I am a trained speech-language pathologist, working in Sweden. I have taken part of the video-based course in the OPT-method and have very positive experiences from using the program with my former clients in a children’s rehabilitation center.
Now I work with elderly patients, primarily suffering from stroke but also with a wide spectra of neurological diseases.
This week, I met with a patient suffering from syndrome MSA, earlier misdiagnosed as Parkinson’s. My colleague have worked with his dysarthria inspired by the Lee Silverman-method, which had a mildly effect on his difficulties with controlling the airflow. I proposed that we should try the instruments from OPT as a complement which the patient felt very positive about.
Though the patient recently started to experience difficulties with chewing food I wonder if it would be appropriate to work with the bite-tubes? We are all aware that his condition will continue to progress and that he most likely will suffer from dysphagia, not far from now.
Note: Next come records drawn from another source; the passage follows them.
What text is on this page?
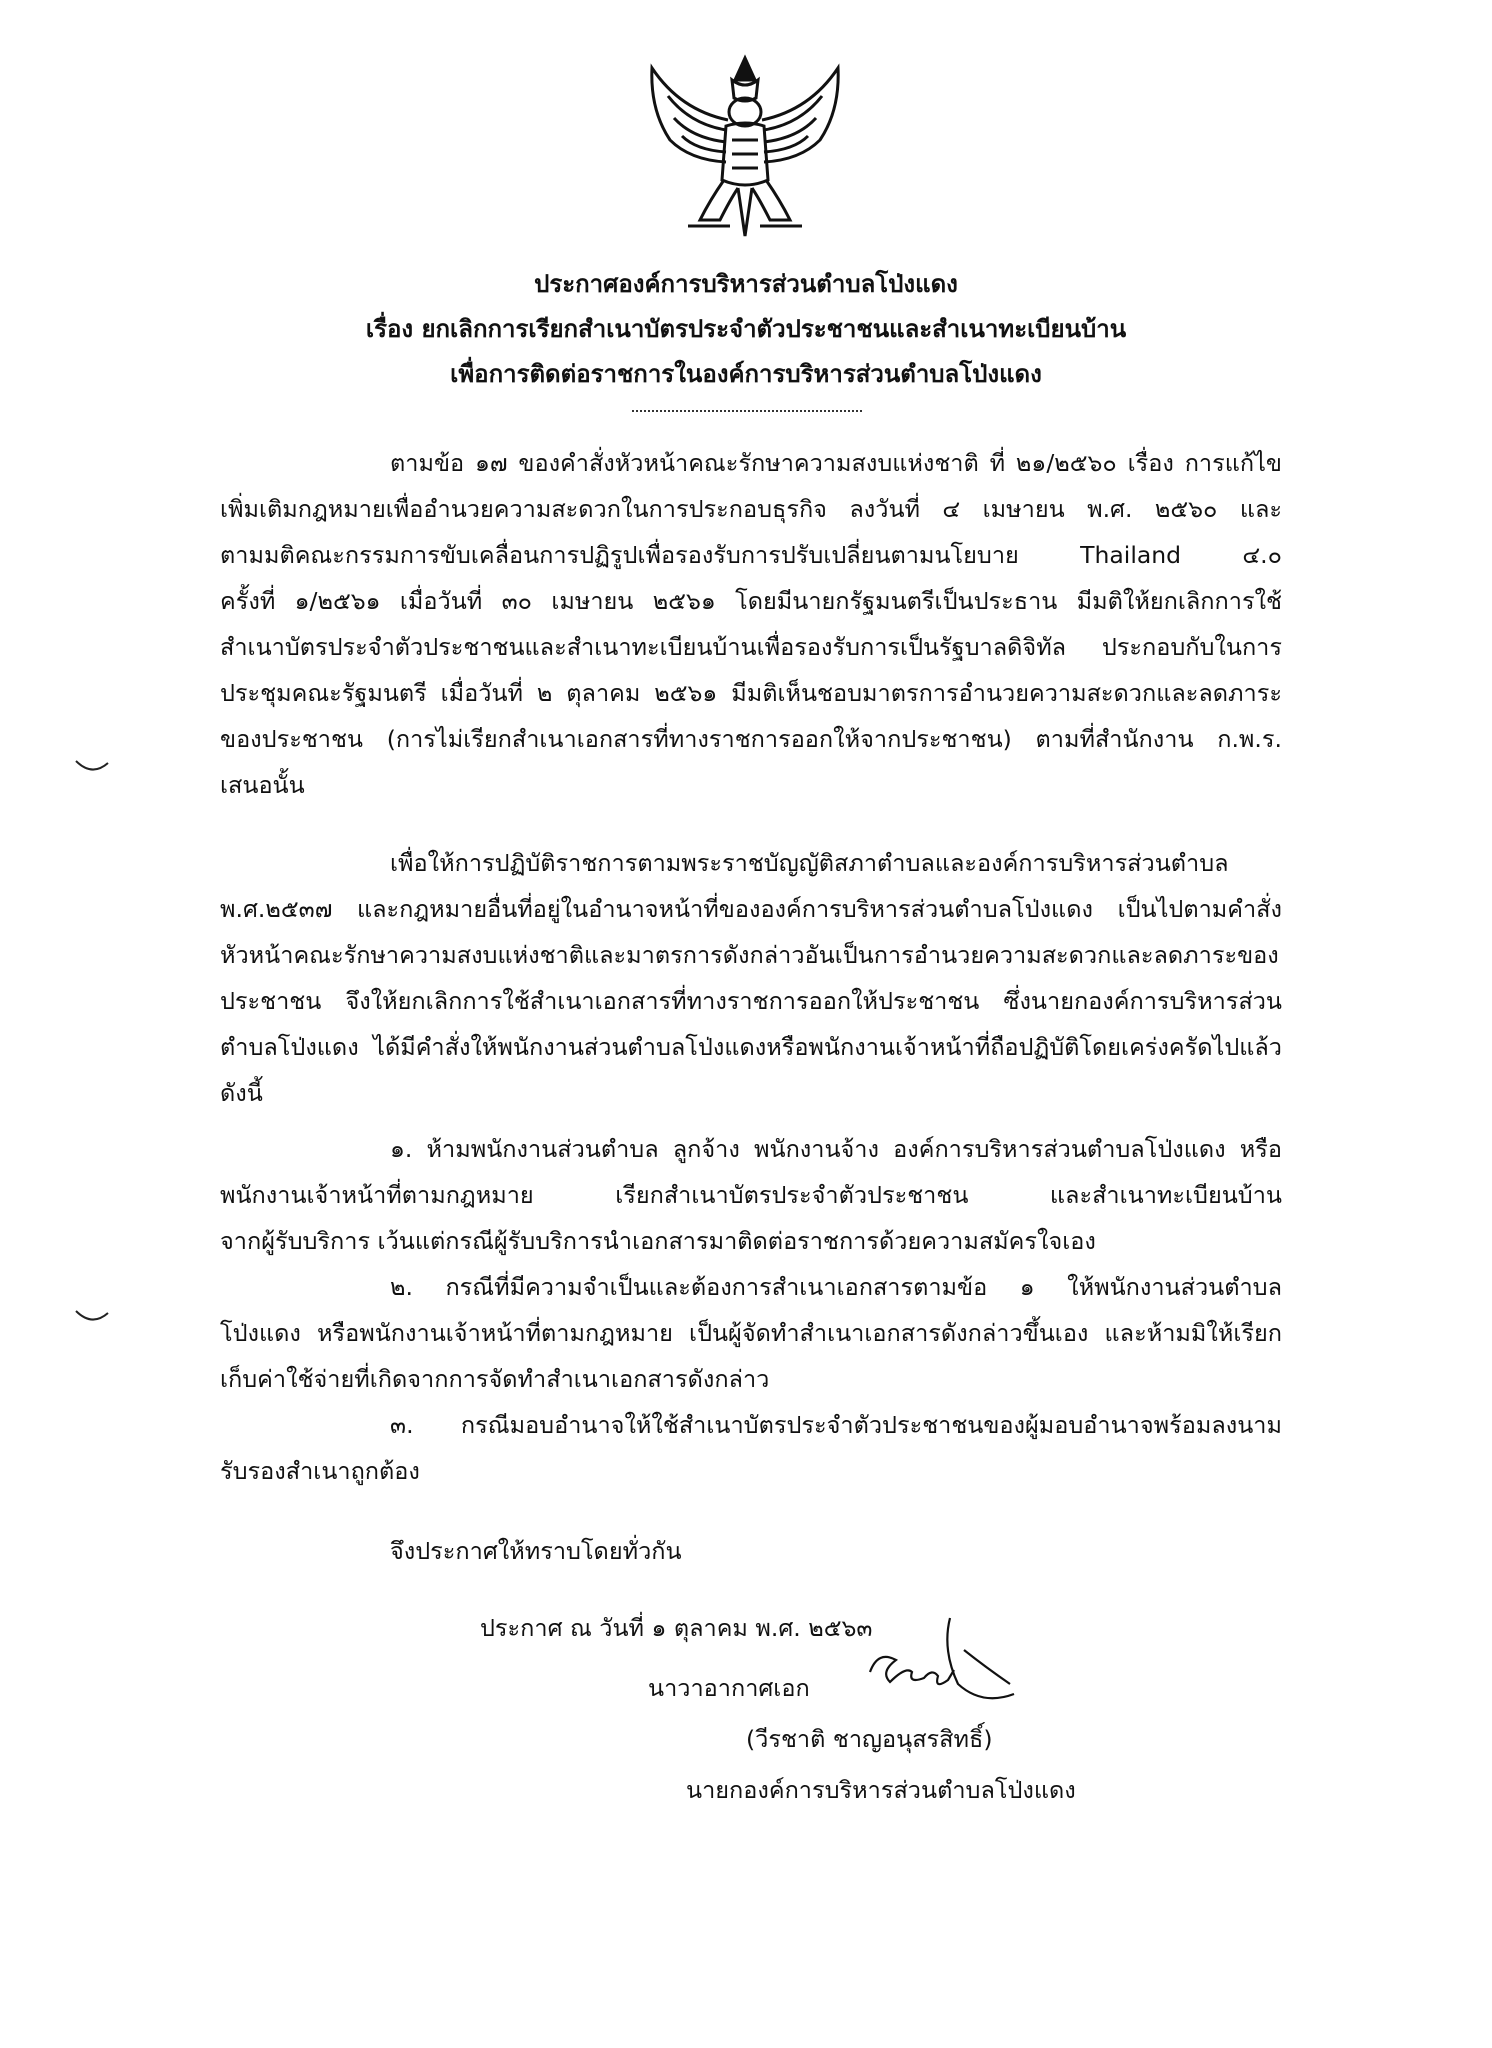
ประกาศองค์การบริหารส่วนตำบลโป่งแดง
เรื่อง ยกเลิกการเรียกสำเนาบัตรประจำตัวประชาชนและสำเนาทะเบียนบ้าน
เพื่อการติดต่อราชการในองค์การบริหารส่วนตำบลโป่งแดง
ตามข้อ ๑๗ ของคำสั่งหัวหน้าคณะรักษาความสงบแห่งชาติ ที่ ๒๑/๒๕๖๐ เรื่อง การแก้ไข
เพิ่มเติมกฎหมายเพื่ออำนวยความสะดวกในการประกอบธุรกิจ ลงวันที่ ๔ เมษายน พ.ศ. ๒๕๖๐ และ
ตามมติคณะกรรมการขับเคลื่อนการปฏิรูปเพื่อรองรับการปรับเปลี่ยนตามนโยบาย Thailand ๔.๐
ครั้งที่ ๑/๒๕๖๑ เมื่อวันที่ ๓๐ เมษายน ๒๕๖๑ โดยมีนายกรัฐมนตรีเป็นประธาน มีมติให้ยกเลิกการใช้
สำเนาบัตรประจำตัวประชาชนและสำเนาทะเบียนบ้านเพื่อรองรับการเป็นรัฐบาลดิจิทัล ประกอบกับในการ
ประชุมคณะรัฐมนตรี เมื่อวันที่ ๒ ตุลาคม ๒๕๖๑ มีมติเห็นชอบมาตรการอำนวยความสะดวกและลดภาระ
ของประชาชน (การไม่เรียกสำเนาเอกสารที่ทางราชการออกให้จากประชาชน) ตามที่สำนักงาน ก.พ.ร.
เสนอนั้น
เพื่อให้การปฏิบัติราชการตามพระราชบัญญัติสภาตำบลและองค์การบริหารส่วนตำบล
พ.ศ.๒๕๓๗ และกฎหมายอื่นที่อยู่ในอำนาจหน้าที่ขององค์การบริหารส่วนตำบลโป่งแดง เป็นไปตามคำสั่ง
หัวหน้าคณะรักษาความสงบแห่งชาติและมาตรการดังกล่าวอันเป็นการอำนวยความสะดวกและลดภาระของ
ประชาชน จึงให้ยกเลิกการใช้สำเนาเอกสารที่ทางราชการออกให้ประชาชน ซึ่งนายกองค์การบริหารส่วน
ตำบลโป่งแดง ได้มีคำสั่งให้พนักงานส่วนตำบลโป่งแดงหรือพนักงานเจ้าหน้าที่ถือปฏิบัติโดยเคร่งครัดไปแล้ว
ดังนี้
๑. ห้ามพนักงานส่วนตำบล ลูกจ้าง พนักงานจ้าง องค์การบริหารส่วนตำบลโป่งแดง หรือ
พนักงานเจ้าหน้าที่ตามกฎหมาย เรียกสำเนาบัตรประจำตัวประชาชน และสำเนาทะเบียนบ้าน
จากผู้รับบริการ เว้นแต่กรณีผู้รับบริการนำเอกสารมาติดต่อราชการด้วยความสมัครใจเอง
๒. กรณีที่มีความจำเป็นและต้องการสำเนาเอกสารตามข้อ ๑ ให้พนักงานส่วนตำบล
โป่งแดง หรือพนักงานเจ้าหน้าที่ตามกฎหมาย เป็นผู้จัดทำสำเนาเอกสารดังกล่าวขึ้นเอง และห้ามมิให้เรียก
เก็บค่าใช้จ่ายที่เกิดจากการจัดทำสำเนาเอกสารดังกล่าว
๓. กรณีมอบอำนาจให้ใช้สำเนาบัตรประจำตัวประชาชนของผู้มอบอำนาจพร้อมลงนาม
รับรองสำเนาถูกต้อง
จึงประกาศให้ทราบโดยทั่วกัน
ประกาศ ณ วันที่ ๑ ตุลาคม พ.ศ. ๒๕๖๓
นาวาอากาศเอก
(วีรชาติ ชาญอนุสรสิทธิ์)
นายกองค์การบริหารส่วนตำบลโป่งแดง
What are your thoughts about training when the patient have a progressive disease?
Hi, Your email was referred to me for a response as I have been using OPT with adults for many years and have seen significant progress in both stagnate conditions and degenerative conditions such as MSA. I am so pleased you see the benefits of this work and encourage you to continue to implement the techniques with your adult clients.
In the case of a degenerative disease the hierarchy of intervention would remain the same as would the criteria for success to progress to the next level in each activity. The major change is that your goal will be to maintain function rather than to improve function. That is not to say in the initial phase of the disease the client will not progress but as the disease progresses the gain will become first minimal, then only maintaining and finally reducing.